Unnamed: 0,student_roll_no,details
0,101,"{'name': 'Kamal', 'age': 12, 'grade': 'A'}"
1,102,"{'name': 'Hashim', 'age': 18, 'grade': 'B'}"
2,103,"{'name': 'Salman', 'age': 11, 'grade': 'A'}"
3,104,"{'name': 'Mazhar', 'age': 12, 'grade': 'C'}"
4,105,"{'name': 'Eisha', 'age': 13, 'grade': 'B'}"
5,106,"{'name': 'Farhan', 'age': 22, 'grade': 'C'}"
6,107,"{'name': 'Mohsin', 'age': 11, 'grade': 'A'}"
7,108,"{'name': 'Bilal', 'age': 19, 'grade': 'A'}"
8,109,"{'name': 'Ishaan', 'age': 10, 'grade': 'D'}"
9,110,"{'name': 'Zalaid', 'age': 9, 'grade': 'B'}"


In [7]:
# to read nested json file, we need to import json module
import json

# Json nested file can be read just like a text file, open the file using with statement and open function
# and then inside the loop use json.load method to read the nested json file
with open('datasets/nested.json', 'r') as f :
    my_json_data = json.load(f)

my_json_data

[{'student_roll_no': 101,
  'details': {'name': 'Kamal', 'age': 12, 'grade': 'A'}},
 {'student_roll_no': 102,
  'details': {'name': 'Hashim', 'age': 18, 'grade': 'B'}},
 {'student_roll_no': 103,
  'details': {'name': 'Salman', 'age': 11, 'grade': 'A'}},
 {'student_roll_no': 104,
  'details': {'name': 'Mazhar', 'age': 12, 'grade': 'C'}},
 {'student_roll_no': 105,
  'details': {'name': 'Eisha', 'age': 13, 'grade': 'B'}},
 {'student_roll_no': 106,
  'details': {'name': 'Farhan', 'age': 22, 'grade': 'C'}},
 {'student_roll_no': 107,
  'details': {'name': 'Mohsin', 'age': 11, 'grade': 'A'}},
 {'student_roll_no': 108,
  'details': {'name': 'Bilal', 'age': 19, 'grade': 'A'}},
 {'student_roll_no': 109,
  'details': {'name': 'Ishaan', 'age': 10, 'grade': 'D'}},
 {'student_roll_no': 110,
  'details': {'name': 'Zalaid', 'age': 9, 'grade': 'B'}}]

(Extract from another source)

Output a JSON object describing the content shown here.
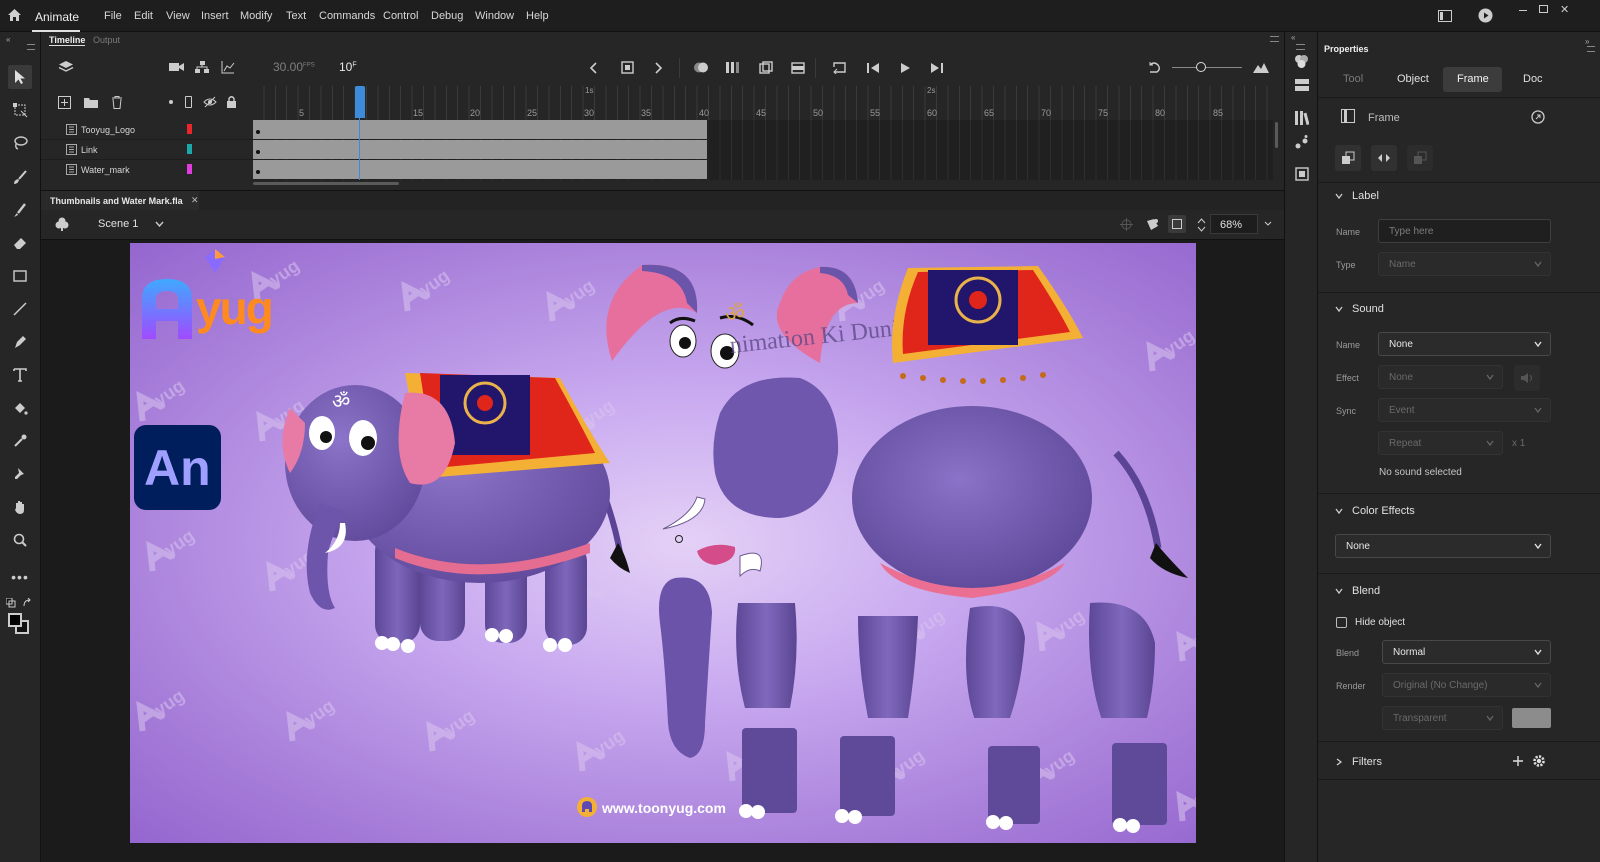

## 4. Iterate Through JSON File

In [8]:
# Note that my_json_data contains all the json records, in json list form.
# let's try to access first element of the list using the zeroth index

first_record = my_json_data[0]
first_record
# this is how a first element of the list look like

{'student_roll_no': 101, 'details': {'name': 'Kamal', 'age': 12, 'grade': 'A'}}

In [9]:
# now to access the age, access the detail part 
first_record['details']

{'name': 'Kamal', 'age': 12, 'grade': 'A'}

In [10]:
# now just to access the aga, use detail, age
first_record['details']['age']

12

In [11]:
# using the above method, you can iterate through entire json file

for data in my_json_data:
    print("Rollno: %s, Name: %s, Age: %s, Grade: %s" % \
          (data['student_roll_no'], data['details']['name'], data['details']['age'], data['details']['grade'])\
         )

Rollno: 101, Name: Kamal, Age: 12, Grade: A
Rollno: 102, Name: Hashim, Age: 18, Grade: B
Rollno: 103, Name: Salman, Age: 11, Grade: A
Rollno: 104, Name: Mazhar, Age: 12, Grade: C
Rollno: 105, Name: Eisha, Age: 13, Grade: B
Rollno: 106, Name: Farhan, Age: 22, Grade: C
Rollno: 107, Name: Mohsin, Age: 11, Grade: A
Rollno: 108, Name: Bilal, Age: 19, Grade: A
Rollno: 109, Name: Ishaan, Age: 10, Grade: D
Rollno: 110, Name: Zalaid, Age: 9, Grade: B


## 5. Iterate Through JSON File and Filter Data
Suppose, you want to Create a new json file containing the age and name of the people whose age is greater than 15.

In [12]:
# first step is to create a new empty list to store the filtered data
filtered_data = []

# in this list, we are going to store records in the form of dictionary

# iterate through the json data
for data in my_json_data:
    
    # create new empty dictionary
    filtered_variable = {}
    
    # check for the condition
    if data['details']['age'] > 15:
        # if condition satisfies, store the age and name
        filtered_variable['age'] = data['details']['age']
        filtered_variable['name']= data['details']['name']
        filtered_data.append(filtered_variable)

filtered_data

[{'age': 18, 'name': 'Hashim'},
 {'age': 22, 'name': 'Farhan'},
 {'age': 19, 'name': 'Bilal'}]

## 6. Write filtered data to the new json file

In [13]:
# put the filtered data into the new json file
# open the file in write mode using with statement
   
with open('datasets/filtered.json','w') as f:
    json.dump(filtered_data, f, indent=4)

In [14]:
# Verify
df  = pd.read_json('datasets/filtered.json')
df

Unnamed: 0,age,name
0,18,Hashim
1,22,Farhan
2,19,Bilal